И человек — не зверь. Хотя бывает лютее зверя. Человек всегда жив, он — живой. До человека можно достучаться. Но лишь тогда, когда рядом с ним Бог. И этого всегда, всегда хочет Бог; человек же, безумец, часто отворачивается от Него, смеясь над Ним и презирая Его, и человек платит за это слишком дорогой ценой.

Он даже сам не знает, какой. Не осознает.

Заливается, захлебывается реками, морями крови умалишенная земля.

И хочет — еще крови. Хочет — еще революции.

…Вам — еще революции?! Вы — по революции заскучали?!

Вы и правда считаете, что революции движут миром?!

…Светящийся огромный шар плыл, вращаясь и перекатываясь, над спящим городом, над нежной летней рекой, над притихшим черным лесом (…)»

Именно в этой Интерлюдии и звучит та фраза, которую можно воспринять, как сакральное авторское кредо, а можно понять и как свободный вызов изменчивой — до подлости, — угодливой психологии уютного обывателя и бестревожного приспособленца: «Правда всегда одна. И правда эта, как бы ни затыкали сейчас уши безбожники, — это правда о сатане и о Боге».

Верующий — не обязательно фанатик. И человек с позицией — не обязательно ограниченный идиот и духовный раб. Но именно в этой Интерлюдии звучит и еще одна мысль. Пожалуй, она рискует стать главной мыслью читателя по прочтении романа.

«И Бог, как бы это ни хотелось опровергнуть тем, кто не хочет, чтобы так было, кто отрицает Бога, кто смеется над верой и глумится над ней, — Бог был рядом с ними, Бог был их, и Бог был в них, и они сами, все, до единого, были в Боге и стали Богом.

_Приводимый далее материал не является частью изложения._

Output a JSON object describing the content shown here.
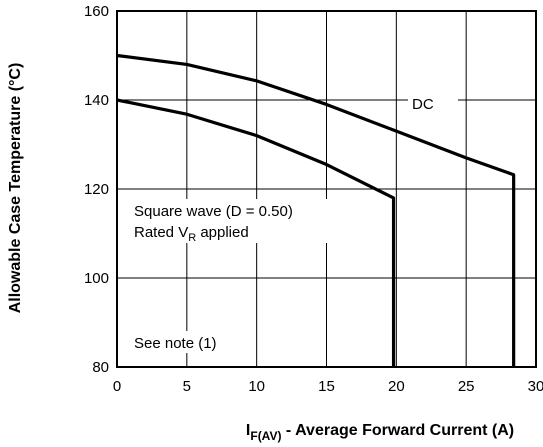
{
  "chart_data": {
    "type": "line",
    "xlabel_main": "I",
    "xlabel_sub": "F(AV)",
    "xlabel_rest": " - Average Forward Current (A)",
    "ylabel": "Allowable Case Temperature (°C)",
    "xlim": [
      0,
      30
    ],
    "ylim": [
      80,
      160
    ],
    "x_ticks": [
      "0",
      "5",
      "10",
      "15",
      "20",
      "25",
      "30"
    ],
    "y_ticks": [
      "80",
      "100",
      "120",
      "140",
      "160"
    ],
    "grid": true,
    "series": [
      {
        "name": "DC",
        "x": [
          0,
          5,
          10,
          15,
          20,
          25,
          28.4,
          28.4
        ],
        "y": [
          150,
          148,
          144.3,
          139,
          133,
          127,
          123.2,
          80
        ]
      },
      {
        "name": "Square wave",
        "x": [
          0,
          5,
          10,
          15,
          19.8,
          19.8
        ],
        "y": [
          140,
          136.8,
          132,
          125.5,
          118,
          80
        ]
      }
    ],
    "annotations": {
      "dc_label": "DC",
      "square_line1": "Square wave (D = 0.50)",
      "rated_main": "Rated V",
      "rated_sub": "R",
      "rated_rest": " applied",
      "note": "See note (1)"
    }
  }
}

Простите, люди, что я вот так все это здесь прямо и просто сказала; что назвала все своими именами; если там, за порогом смерти, все будет не так — значит, и жизни этой нет, не должно быть, и наша земная жизнь всего лишь дьявольский мираж, морок, и тогда все напрасно, и правда все равно; и все равно, правда и ложь, и все равно, любовь и ненависть, и все равно, стыд и бесстыдство, и все равно, грех и святость, и все равно, грязь и чистота.

Но ведь не все равно!

Нет! Не все равно!

…они летели, крепко обнявшись с Богом, и Бог нес их, своих любимых, все выше, и выше, и выше».

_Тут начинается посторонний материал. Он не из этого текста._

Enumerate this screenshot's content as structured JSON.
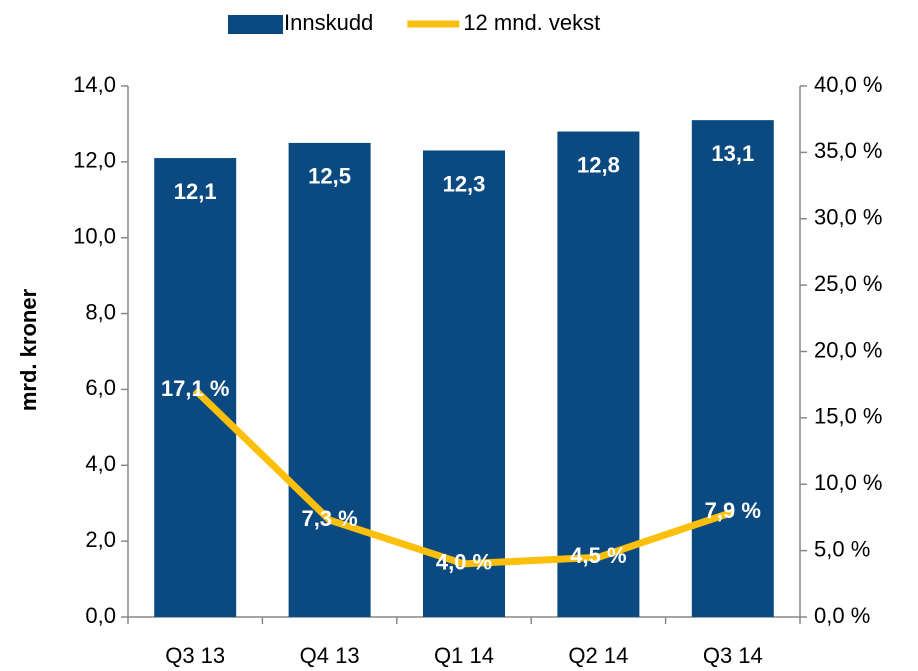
{
  "chart_data": {
    "type": "bar_line",
    "categories": [
      "Q3 13",
      "Q4 13",
      "Q1 14",
      "Q2 14",
      "Q3 14"
    ],
    "y_label": "mrd. kroner",
    "series": [
      {
        "name": "Innskudd",
        "type": "bar",
        "color": "#0b4a80",
        "values": [
          12.1,
          12.5,
          12.3,
          12.8,
          13.1
        ],
        "value_labels": [
          "12,1",
          "12,5",
          "12,3",
          "12,8",
          "13,1"
        ]
      },
      {
        "name": "12 mnd. vekst",
        "type": "line",
        "axis": "y2",
        "color": "#fcbf0a",
        "values": [
          17.1,
          7.3,
          4.0,
          4.5,
          7.9
        ],
        "value_labels": [
          "17,1 %",
          "7,3 %",
          "4,0 %",
          "4,5 %",
          "7,9 %"
        ]
      }
    ],
    "ylim": [
      0,
      14
    ],
    "yticks": [
      {
        "value": 0,
        "label": "0,0"
      },
      {
        "value": 2,
        "label": "2,0"
      },
      {
        "value": 4,
        "label": "4,0"
      },
      {
        "value": 6,
        "label": "6,0"
      },
      {
        "value": 8,
        "label": "8,0"
      },
      {
        "value": 10,
        "label": "10,0"
      },
      {
        "value": 12,
        "label": "12,0"
      },
      {
        "value": 14,
        "label": "14,0"
      }
    ],
    "y2lim": [
      0,
      40
    ],
    "y2ticks": [
      {
        "value": 0,
        "label": "0,0 %"
      },
      {
        "value": 5,
        "label": "5,0 %"
      },
      {
        "value": 10,
        "label": "10,0 %"
      },
      {
        "value": 15,
        "label": "15,0 %"
      },
      {
        "value": 20,
        "label": "20,0 %"
      },
      {
        "value": 25,
        "label": "25,0 %"
      },
      {
        "value": 30,
        "label": "30,0 %"
      },
      {
        "value": 35,
        "label": "35,0 %"
      },
      {
        "value": 40,
        "label": "40,0 %"
      }
    ],
    "grid": false
  }
}
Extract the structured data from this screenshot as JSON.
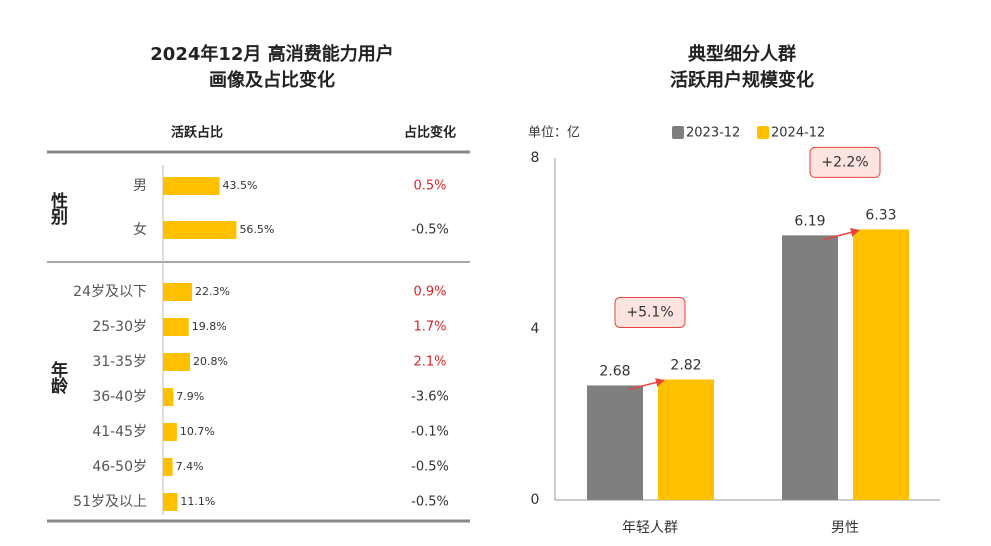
{
  "chart_data": [
    {
      "type": "hbar-table",
      "title": [
        "2024年12月 高消费能力用户",
        "画像及占比变化"
      ],
      "headers": [
        "活跃占比",
        "占比变化"
      ],
      "color": "#ffc000",
      "positive_color": "#d62728",
      "negative_color": "#333333",
      "groups": [
        {
          "label": "性别",
          "categories": [
            "男",
            "女"
          ],
          "values": [
            43.5,
            56.5
          ],
          "value_labels": [
            "43.5%",
            "56.5%"
          ],
          "changes": [
            0.5,
            -0.5
          ],
          "change_labels": [
            "0.5%",
            "-0.5%"
          ]
        },
        {
          "label": "年龄",
          "categories": [
            "24岁及以下",
            "25-30岁",
            "31-35岁",
            "36-40岁",
            "41-45岁",
            "46-50岁",
            "51岁及以上"
          ],
          "values": [
            22.3,
            19.8,
            20.8,
            7.9,
            10.7,
            7.4,
            11.1
          ],
          "value_labels": [
            "22.3%",
            "19.8%",
            "20.8%",
            "7.9%",
            "10.7%",
            "7.4%",
            "11.1%"
          ],
          "changes": [
            0.9,
            1.7,
            2.1,
            -3.6,
            -0.1,
            -0.5,
            -0.5
          ],
          "change_labels": [
            "0.9%",
            "1.7%",
            "2.1%",
            "-3.6%",
            "-0.1%",
            "-0.5%",
            "-0.5%"
          ]
        }
      ]
    },
    {
      "type": "bar",
      "title": [
        "典型细分人群",
        "活跃用户规模变化"
      ],
      "unit_label": "单位：亿",
      "categories": [
        "年轻人群",
        "男性"
      ],
      "series": [
        {
          "name": "2023-12",
          "color": "#7f7f7f",
          "values": [
            2.68,
            6.19
          ]
        },
        {
          "name": "2024-12",
          "color": "#ffc000",
          "values": [
            2.82,
            6.33
          ]
        }
      ],
      "annotations": [
        "+5.1%",
        "+2.2%"
      ],
      "ylim": [
        0,
        8
      ],
      "yticks": [
        0,
        4,
        8
      ]
    }
  ]
}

Я так подробно останавливаюсь именно на этой Интерлюдии, на цитатах из нее, потому что мне кажется — высказанное в ней и есть ключ ко всему роману: попевка «ВСЕ РАВНО» здесь превращается в отрицание «НЕ ВСЕ РАВНО!» — и этим ключом откроется в тексте многое важное.

*   *   *

Итак, лейтмотив «ВСЕ РАВНО». Так вполне можно было бы назвать весь роман.

Ибо этот мотив, как уже было сказано, всплывает на страницах не раз и не два. А с завидным постоянством, становясь своеобразным рефреном, репризой, даже basso ostinato.

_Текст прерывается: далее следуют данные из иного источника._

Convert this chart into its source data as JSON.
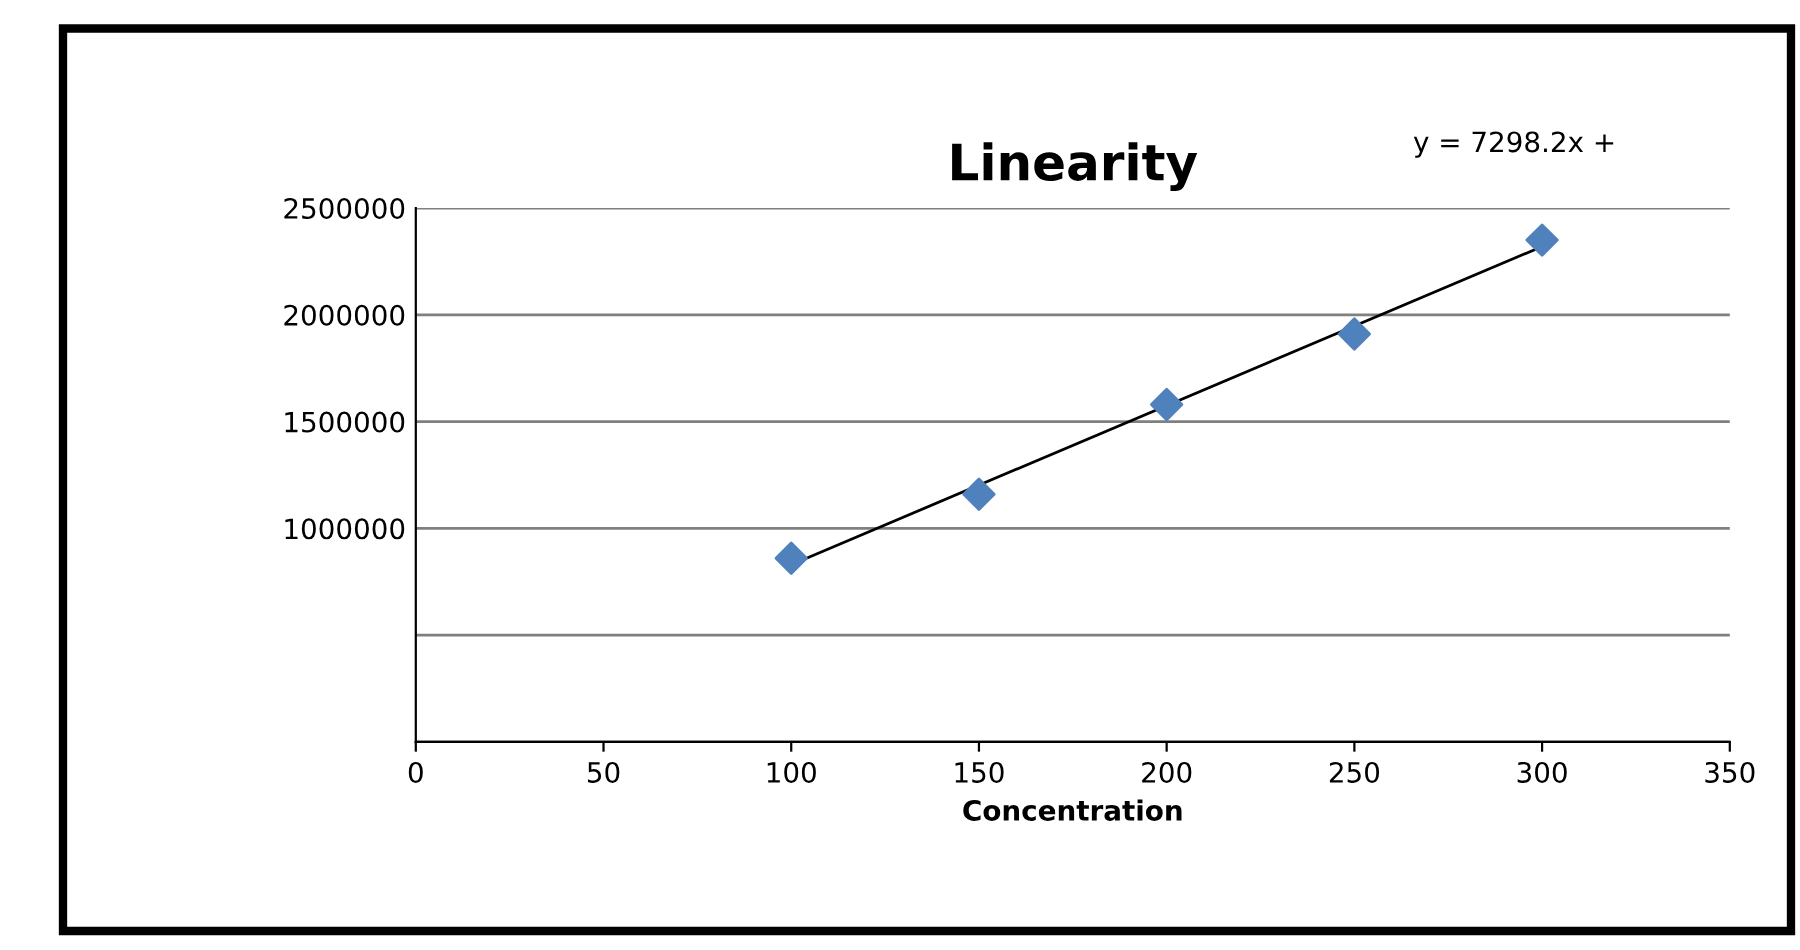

«Все равно нам все достанется», — говорит Петр Матвеев Лямину в подвале Дома Свободы, склоняясь над чемоданом с дневниками царя.

«И он стреляет все равно», — говорит девочка о приснившемся ей солдате, что целится в нее.

Комиссар Яковлев говорит растерянным царю и царице, уговаривая их (а точнее, приказывая им) ехать в Екатеринбург: «Вы будете кричать, а вас будут везти. Все равно».

Царь и царица печально думают в дороге: «Они все равно были русскими, наперекор всему, и это была их Россия».

Тотальное равнодушие царя к жизни, к своей судьбе обозначено опять этими словами:

«- Я — никто. И ты об этом знаешь лучше всех. Но мне… — Помедлил. Поглядел в окно. — Все равно».

Думает Пашка: «Теперь уже все равно, и нет спасенья, а есть гора тарелок, и голодный на конюшне конь, ждет овса, и голодные по бабам солдаты, на нее глядят и глазами едят…»

Вот семья прибыла в Екатеринбург, и за окном поезда — холод:

«Мария совала отцу в руки круглую беличью муфту.

— Зачем мне муфта… Не зима же… И я — не дама…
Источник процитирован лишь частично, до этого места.